Mengen in maatschappelijk debat

Hoe moet het nu verder? “Als iets te ver gaat, komt er een tegenreactie. De enige manier om te overleven is u niet teveel aan te trekken van de uitersten”, vertelt de professor profetisch. “We moeten traag gaan, voorzichtig zijn en onze tijd nemen. De wetenschappelijke methode is het enige dat ons vooruit kan helpen. Tegelijk mogen we niet blind zijn voor misgelopen zaken uit het verleden. De schade die je al hebt aangericht, moet je aanpakken.”

Aangezien de professor een deel van de vijandigheid wijt aan wetenschappelijke onwetendheid, moedigt hij meer interesse van de wetenschap voor de maatschappij. “Wetenschappers moeten deelnemen aan het maatschappelijk debat, en met iedereen het gesprek aangaan.” Vice versa moet ook de maatschappij zich meer gaan interesseren voor wetenschap. Daarbij vindt Van Montagu vragen stellen een belangrijke vaardigheid. “Wanneer je kinderen thuiskomen van school, vraag hen dan niet wat ze geleerd hebben, maar welke vragen ze hebben gesteld.”

De laatste slaven

Wat geldt voor wetenschappers, geldt ook voor landbouwers.
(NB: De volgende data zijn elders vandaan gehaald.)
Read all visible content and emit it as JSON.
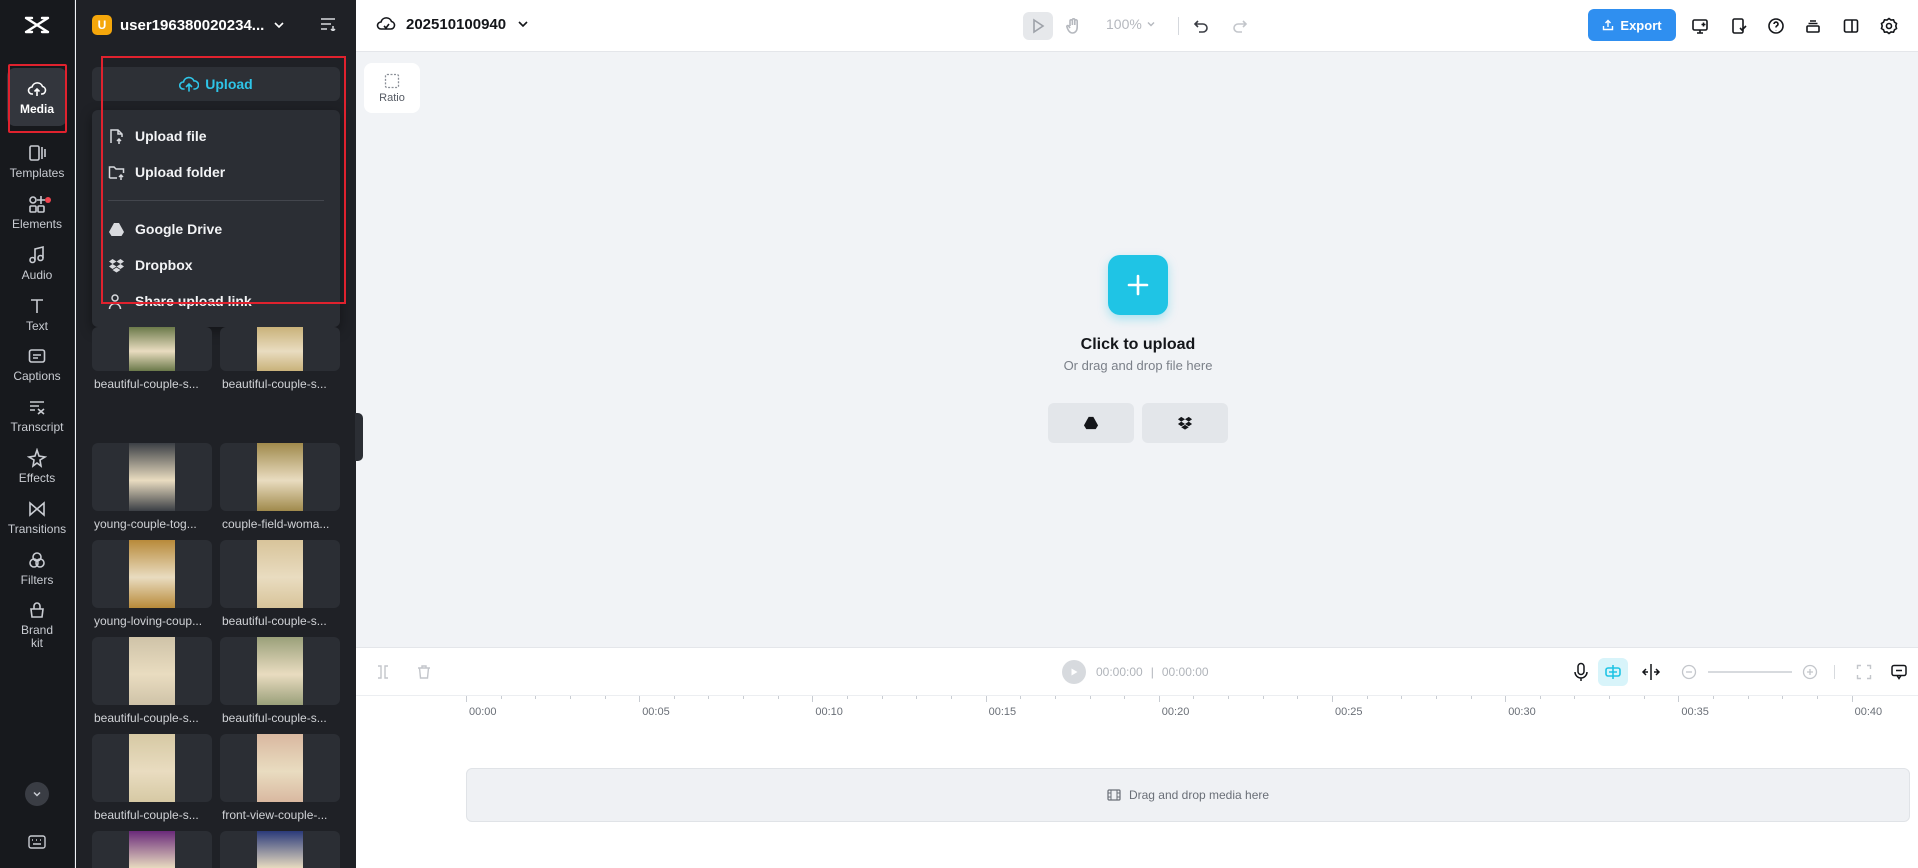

Professor Van Montagu ziet een verklaring voor de afstand tussen landbouw en maatschappij door de opschaling van de landbouw. “Grootschalige landbouwers komen in een totaal ander netwerk terecht, een industriële wereld. De maatschappij staat daar buiten en heeft daar geen toegang toe”, koppelt hij terug naar de spanning tussen maatschappij en industrie.

Toch is massaal opnieuw de kleinschaligheid opzoeken niet realistisch. “We zitten met zo’n overbevolking. Zonder technologie is het rendement van de landbouw te klein. Vroeger gaven mensen wel 80% van hun inkomen uit aan voedsel. Niemand wil terug naar die situatie. Economisch gezien moet voedsel goedkoop zijn, maar dat kan alleen met de nodige technologie.”

Ten slotte is Van Montagu er oprecht van overtuigd dat gentechnologie de inkomsten en werkomstandigheden van landbouwers kan verbeteren. “Op zoveel vlakken verlicht het de bedrijfsvoering: spuiten, ploegen... Nee, landbouwers zijn de laatste slaven van deze tijd.”